The case of Donoghue-v-Folkestone Properties Ltd confirmed that these three conditions must be considered in the light firstly of the characteristics and attributes of the individual claimant and secondly of the circumstances prevailing at the time the individual suffered injury. In that case, the claimant – a Royal-Navy trained diver – decided, after spending Boxing Day evening in a local pub, to go for a midnight swim in Folkestone Harbour. The claimant dived from the slipway into the harbour and hit his head on a wooden beam forming part of a low-water dry dock, breaking his neck and rendering him tetraplegic.

 

The Court held that the harbour owner could have no reason to anticipate that the claimant, a mature adult and experienced diver would, when drunk, go onto the slipway, after midnight, in the middle of winter, with the intention of diving into the harbour in the vicinity of the grid piles which were inadequately covered by the water.

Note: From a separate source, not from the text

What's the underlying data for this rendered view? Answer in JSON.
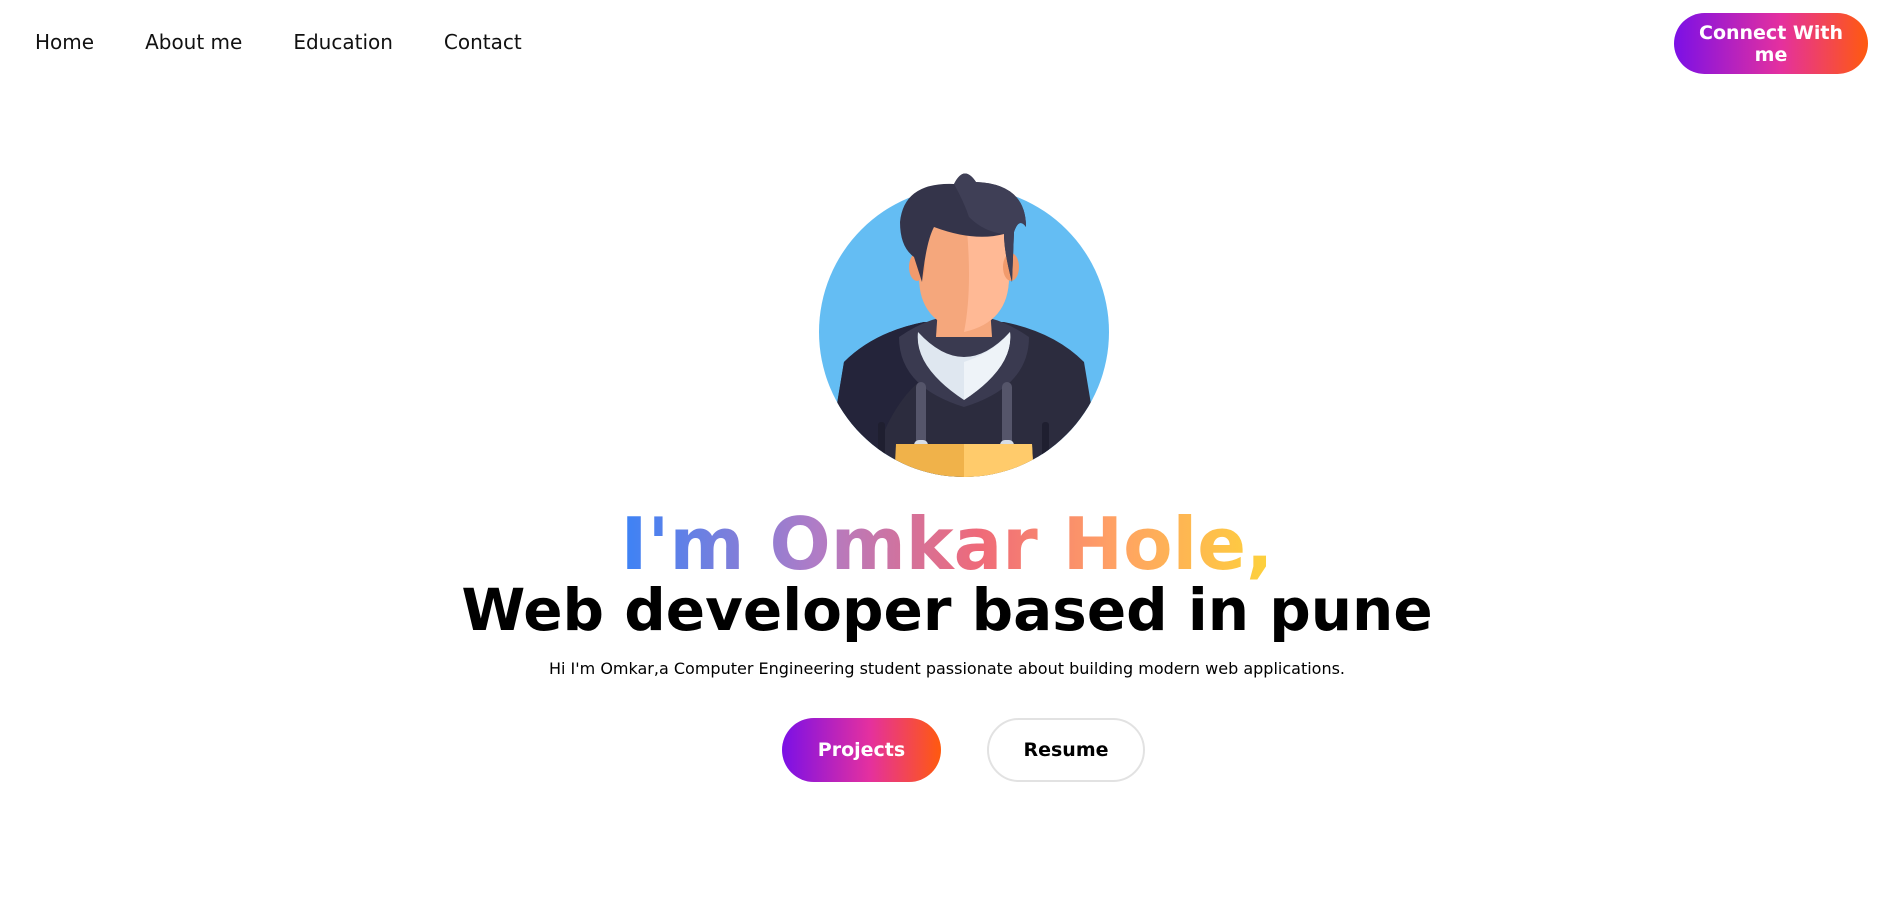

The most the harbour owner might have been expected to do would be to erect a warning notice on the slipway alerting people to the danger of shallow water and hidden obstructions.

 

The Court also gave further comfort to landowners in relation to two other types of action brought by trespassers, namely where property is clearly dangerous and where the trespasser is involved in an activity which is in itself inherently dangerous.

 

Where a property is obviously dangerous and there is no reason for a trespasser, seeing the danger, to enter the property, then a duty under the Act is unlikely to arise, particularly where the trespasser is an adult who deliberately risks injury by entering onto the property.

 

Similarly, where a person is engaged in an activity which carries a risk of injury, such as skiing or mountaineering, then it is unlikely that any injury could be attributed to the state of the premises and therefore create a duty on the landowner to protect the trespasser, unless the injury was caused by an unusual or latent feature of the landscape.